The immediate impact on Canada’s economy: Financial markets in Canada reacted with aplomb. The TSX opened lower but ended above yesterday’s close—unlike in Europe and Asia, where stocks opened lower and stayed there. Canadian government bond yields also kept steady.
The benchmark North American oil price, for West Texas Intermediate crude, reached US$93.33 a barrel. That’s a level not seen since 2014, but it follows a steady upward march that began in December.
What Canada is doing: Joly said cancelling export permits would affect about $700 million worth of goods. In 2021, Canada exported about $650 million in goods to Russia and imported about $2.1 billion worth; those are each fractions of a percentage point of Canada’s trade.
The two countries are more competitors on the global market than cooperators, as major exporters of both wheat and oil. If Russia’s sales of those commodities are blocked, Canadian producers could benefit—but Canadian buyers would be affected by the same rise in global prices.
Thursday’s measures add to preliminary sanctions Canada imposed Tuesday, which include forbidding Canadians to buy Russian sovereign debt. Canada has not called for Russia to be cut off from the SWIFT banking network, which would effectively isolate its financial institutions—but also cut off creditors from collecting money Russians owe them.
What it means for oil and gas: High oil prices are good for the Canadian provinces that produce it (Alberta, Saskatchewan and Newfoundland and Labrador), and bad for the provinces that consume it (especially Ontario and Quebec). Alberta Premier Jason Kenney responded to the invasion by calling for a global embargo on Russian oil and gas exports, which would create a gap that Alberta petroleum would help fill.

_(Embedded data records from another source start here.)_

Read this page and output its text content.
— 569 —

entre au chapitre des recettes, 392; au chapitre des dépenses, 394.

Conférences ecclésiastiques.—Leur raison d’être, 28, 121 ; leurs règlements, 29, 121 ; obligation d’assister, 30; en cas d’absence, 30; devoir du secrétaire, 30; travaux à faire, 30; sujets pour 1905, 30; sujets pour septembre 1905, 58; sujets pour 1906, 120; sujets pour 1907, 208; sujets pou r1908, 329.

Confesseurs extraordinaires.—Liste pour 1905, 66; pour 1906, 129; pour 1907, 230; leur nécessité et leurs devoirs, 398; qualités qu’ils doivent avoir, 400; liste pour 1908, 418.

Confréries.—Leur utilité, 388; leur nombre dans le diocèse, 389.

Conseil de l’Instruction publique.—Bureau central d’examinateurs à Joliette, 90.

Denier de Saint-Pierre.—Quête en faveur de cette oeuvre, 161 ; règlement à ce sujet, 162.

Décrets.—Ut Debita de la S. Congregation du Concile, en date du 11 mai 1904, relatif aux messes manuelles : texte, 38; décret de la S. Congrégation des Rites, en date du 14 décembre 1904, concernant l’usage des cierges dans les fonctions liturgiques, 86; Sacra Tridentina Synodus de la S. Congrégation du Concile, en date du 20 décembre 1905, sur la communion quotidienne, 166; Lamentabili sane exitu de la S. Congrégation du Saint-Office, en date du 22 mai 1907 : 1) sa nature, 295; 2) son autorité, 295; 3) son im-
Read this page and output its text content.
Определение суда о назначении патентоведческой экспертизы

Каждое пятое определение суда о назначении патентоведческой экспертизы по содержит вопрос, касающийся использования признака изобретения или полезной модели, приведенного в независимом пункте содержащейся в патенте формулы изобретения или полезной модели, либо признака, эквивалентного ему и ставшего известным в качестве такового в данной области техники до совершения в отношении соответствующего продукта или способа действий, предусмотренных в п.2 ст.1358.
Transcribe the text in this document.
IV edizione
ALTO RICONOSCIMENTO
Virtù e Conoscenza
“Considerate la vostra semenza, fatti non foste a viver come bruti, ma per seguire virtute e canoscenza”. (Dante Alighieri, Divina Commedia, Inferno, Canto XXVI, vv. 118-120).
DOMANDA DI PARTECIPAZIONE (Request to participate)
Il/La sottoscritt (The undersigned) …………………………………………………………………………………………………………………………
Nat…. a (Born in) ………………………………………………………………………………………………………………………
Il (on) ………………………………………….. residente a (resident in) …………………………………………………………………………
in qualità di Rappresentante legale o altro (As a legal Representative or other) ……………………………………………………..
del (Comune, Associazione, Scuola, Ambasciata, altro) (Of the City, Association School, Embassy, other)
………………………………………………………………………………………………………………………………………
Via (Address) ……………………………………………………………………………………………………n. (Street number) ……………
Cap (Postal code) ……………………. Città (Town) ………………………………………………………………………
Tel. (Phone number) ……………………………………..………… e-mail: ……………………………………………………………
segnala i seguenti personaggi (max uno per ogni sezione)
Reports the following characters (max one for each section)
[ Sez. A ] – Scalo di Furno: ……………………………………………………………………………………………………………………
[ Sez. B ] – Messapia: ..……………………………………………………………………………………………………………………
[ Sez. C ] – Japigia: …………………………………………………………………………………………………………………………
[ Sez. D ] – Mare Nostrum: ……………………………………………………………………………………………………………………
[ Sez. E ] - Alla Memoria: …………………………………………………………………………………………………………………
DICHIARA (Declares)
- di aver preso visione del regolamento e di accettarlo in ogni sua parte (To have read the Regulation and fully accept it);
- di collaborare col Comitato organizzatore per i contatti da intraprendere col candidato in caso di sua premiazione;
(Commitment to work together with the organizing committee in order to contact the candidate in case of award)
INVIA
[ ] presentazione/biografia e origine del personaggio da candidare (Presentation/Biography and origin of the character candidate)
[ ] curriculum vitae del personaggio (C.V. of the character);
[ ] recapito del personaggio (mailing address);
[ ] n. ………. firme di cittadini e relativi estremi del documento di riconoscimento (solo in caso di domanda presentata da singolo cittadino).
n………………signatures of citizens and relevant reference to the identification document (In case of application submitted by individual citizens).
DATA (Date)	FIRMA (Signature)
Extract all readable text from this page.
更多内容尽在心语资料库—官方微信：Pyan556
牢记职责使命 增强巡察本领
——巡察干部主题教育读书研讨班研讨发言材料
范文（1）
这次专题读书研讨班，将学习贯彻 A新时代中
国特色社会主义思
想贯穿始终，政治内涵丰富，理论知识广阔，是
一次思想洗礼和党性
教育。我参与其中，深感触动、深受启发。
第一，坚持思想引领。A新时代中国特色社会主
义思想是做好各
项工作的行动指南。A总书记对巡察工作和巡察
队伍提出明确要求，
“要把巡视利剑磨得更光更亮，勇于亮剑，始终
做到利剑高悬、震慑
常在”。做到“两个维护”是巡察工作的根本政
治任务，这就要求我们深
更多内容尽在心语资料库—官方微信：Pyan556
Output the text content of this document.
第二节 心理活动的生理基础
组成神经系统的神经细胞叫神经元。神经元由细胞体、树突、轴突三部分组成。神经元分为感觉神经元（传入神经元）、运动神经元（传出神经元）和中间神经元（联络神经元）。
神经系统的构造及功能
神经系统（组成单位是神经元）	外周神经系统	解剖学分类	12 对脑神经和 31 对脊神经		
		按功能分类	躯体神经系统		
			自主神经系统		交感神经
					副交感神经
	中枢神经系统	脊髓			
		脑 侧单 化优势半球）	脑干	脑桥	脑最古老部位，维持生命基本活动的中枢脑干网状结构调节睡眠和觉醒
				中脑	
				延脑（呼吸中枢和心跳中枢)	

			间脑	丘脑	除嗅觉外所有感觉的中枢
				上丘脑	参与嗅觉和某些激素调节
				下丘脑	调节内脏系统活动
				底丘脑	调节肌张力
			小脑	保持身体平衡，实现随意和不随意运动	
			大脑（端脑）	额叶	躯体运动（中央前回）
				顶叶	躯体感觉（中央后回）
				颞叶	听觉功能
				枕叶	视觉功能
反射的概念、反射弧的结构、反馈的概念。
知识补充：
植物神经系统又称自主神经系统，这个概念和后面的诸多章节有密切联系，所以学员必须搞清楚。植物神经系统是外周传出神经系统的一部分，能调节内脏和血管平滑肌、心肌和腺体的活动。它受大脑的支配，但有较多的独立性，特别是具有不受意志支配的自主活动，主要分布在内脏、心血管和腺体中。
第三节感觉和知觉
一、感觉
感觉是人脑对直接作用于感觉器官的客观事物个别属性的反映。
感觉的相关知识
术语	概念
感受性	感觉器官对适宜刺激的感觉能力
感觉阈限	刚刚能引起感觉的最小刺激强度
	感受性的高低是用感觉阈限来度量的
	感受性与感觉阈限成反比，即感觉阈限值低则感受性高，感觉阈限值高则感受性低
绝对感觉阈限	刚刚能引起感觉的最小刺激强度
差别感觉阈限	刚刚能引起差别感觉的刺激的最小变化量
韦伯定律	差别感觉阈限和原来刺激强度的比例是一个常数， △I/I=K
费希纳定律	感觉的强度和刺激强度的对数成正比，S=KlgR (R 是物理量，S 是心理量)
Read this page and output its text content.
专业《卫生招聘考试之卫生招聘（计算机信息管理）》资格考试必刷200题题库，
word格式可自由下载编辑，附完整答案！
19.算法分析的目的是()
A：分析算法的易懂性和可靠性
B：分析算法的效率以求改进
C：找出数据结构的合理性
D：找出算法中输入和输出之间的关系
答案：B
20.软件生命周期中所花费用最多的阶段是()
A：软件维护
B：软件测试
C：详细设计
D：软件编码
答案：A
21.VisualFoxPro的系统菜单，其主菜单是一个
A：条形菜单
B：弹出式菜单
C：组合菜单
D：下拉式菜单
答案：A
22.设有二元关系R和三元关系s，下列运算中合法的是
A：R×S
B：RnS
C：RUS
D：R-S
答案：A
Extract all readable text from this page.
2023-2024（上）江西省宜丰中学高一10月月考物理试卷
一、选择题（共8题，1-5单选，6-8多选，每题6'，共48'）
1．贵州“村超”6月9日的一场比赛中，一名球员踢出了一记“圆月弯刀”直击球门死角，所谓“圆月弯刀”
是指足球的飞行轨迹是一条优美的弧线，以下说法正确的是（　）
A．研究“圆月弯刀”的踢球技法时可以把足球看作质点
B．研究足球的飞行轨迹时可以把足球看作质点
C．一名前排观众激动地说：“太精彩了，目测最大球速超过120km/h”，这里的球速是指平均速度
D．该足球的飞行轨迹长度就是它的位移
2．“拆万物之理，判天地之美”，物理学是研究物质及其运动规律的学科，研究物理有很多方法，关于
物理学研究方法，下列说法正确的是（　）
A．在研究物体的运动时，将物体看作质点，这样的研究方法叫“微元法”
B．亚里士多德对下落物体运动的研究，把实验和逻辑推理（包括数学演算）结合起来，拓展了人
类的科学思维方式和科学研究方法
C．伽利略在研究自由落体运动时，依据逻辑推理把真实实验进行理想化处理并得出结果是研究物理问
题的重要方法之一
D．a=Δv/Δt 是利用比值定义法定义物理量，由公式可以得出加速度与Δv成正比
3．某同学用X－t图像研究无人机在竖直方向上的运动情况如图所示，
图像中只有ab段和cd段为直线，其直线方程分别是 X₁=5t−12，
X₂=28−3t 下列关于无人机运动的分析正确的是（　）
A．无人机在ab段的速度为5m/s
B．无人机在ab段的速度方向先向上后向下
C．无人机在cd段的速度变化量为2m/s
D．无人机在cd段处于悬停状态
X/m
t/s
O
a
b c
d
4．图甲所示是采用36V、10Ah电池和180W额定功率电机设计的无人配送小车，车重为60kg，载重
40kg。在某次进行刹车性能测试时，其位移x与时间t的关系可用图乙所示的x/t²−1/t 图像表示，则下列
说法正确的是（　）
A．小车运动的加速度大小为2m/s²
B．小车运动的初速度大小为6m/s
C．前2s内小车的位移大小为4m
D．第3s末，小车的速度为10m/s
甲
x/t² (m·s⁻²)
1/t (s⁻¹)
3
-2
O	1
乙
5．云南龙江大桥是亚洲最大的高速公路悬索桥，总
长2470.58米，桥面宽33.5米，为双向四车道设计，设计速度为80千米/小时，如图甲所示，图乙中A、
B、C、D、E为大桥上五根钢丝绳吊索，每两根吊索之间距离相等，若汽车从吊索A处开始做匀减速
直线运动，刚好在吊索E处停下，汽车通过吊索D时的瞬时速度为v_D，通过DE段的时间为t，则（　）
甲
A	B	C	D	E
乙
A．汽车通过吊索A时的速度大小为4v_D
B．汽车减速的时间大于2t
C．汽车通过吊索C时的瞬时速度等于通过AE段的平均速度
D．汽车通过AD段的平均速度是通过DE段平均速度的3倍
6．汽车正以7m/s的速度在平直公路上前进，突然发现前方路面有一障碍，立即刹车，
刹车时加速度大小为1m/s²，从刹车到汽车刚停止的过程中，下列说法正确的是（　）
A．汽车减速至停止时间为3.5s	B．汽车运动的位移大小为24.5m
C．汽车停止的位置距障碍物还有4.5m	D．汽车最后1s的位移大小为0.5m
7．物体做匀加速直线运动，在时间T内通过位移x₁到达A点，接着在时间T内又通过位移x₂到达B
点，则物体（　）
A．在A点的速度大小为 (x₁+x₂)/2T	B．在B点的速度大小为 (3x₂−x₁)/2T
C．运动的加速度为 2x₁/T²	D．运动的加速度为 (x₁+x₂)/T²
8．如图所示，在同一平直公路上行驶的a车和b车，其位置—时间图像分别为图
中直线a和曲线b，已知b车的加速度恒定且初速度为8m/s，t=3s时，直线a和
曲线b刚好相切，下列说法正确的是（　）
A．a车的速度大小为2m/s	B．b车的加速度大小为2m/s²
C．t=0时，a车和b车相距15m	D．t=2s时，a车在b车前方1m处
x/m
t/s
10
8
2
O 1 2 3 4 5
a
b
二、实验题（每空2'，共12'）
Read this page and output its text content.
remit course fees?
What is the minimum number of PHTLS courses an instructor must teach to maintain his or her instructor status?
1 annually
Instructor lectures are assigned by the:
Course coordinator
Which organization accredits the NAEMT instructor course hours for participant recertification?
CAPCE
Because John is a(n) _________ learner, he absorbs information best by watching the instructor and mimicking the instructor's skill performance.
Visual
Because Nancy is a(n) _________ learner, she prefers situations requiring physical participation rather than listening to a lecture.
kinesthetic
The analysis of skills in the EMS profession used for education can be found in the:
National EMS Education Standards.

Russia is a huge exporter of natural gas to western Europe, particularly Germany; in Britain, Prime Minister Boris Johnson called on Europe to “collectively cease the dependence on Russian oil and gas that for too long has given Putin his grip on western politics.” That could also create an opening for Canadian exports—though getting western Canadian natural gas to the Atlantic isn’t easy.
Canada also imports some Russian oil, to fill demand in the eastern provinces, though a tiny fraction of what it brings in from the United States and other countries. Cutting off the Russian supply could mean an opening for more expensive domestic sources.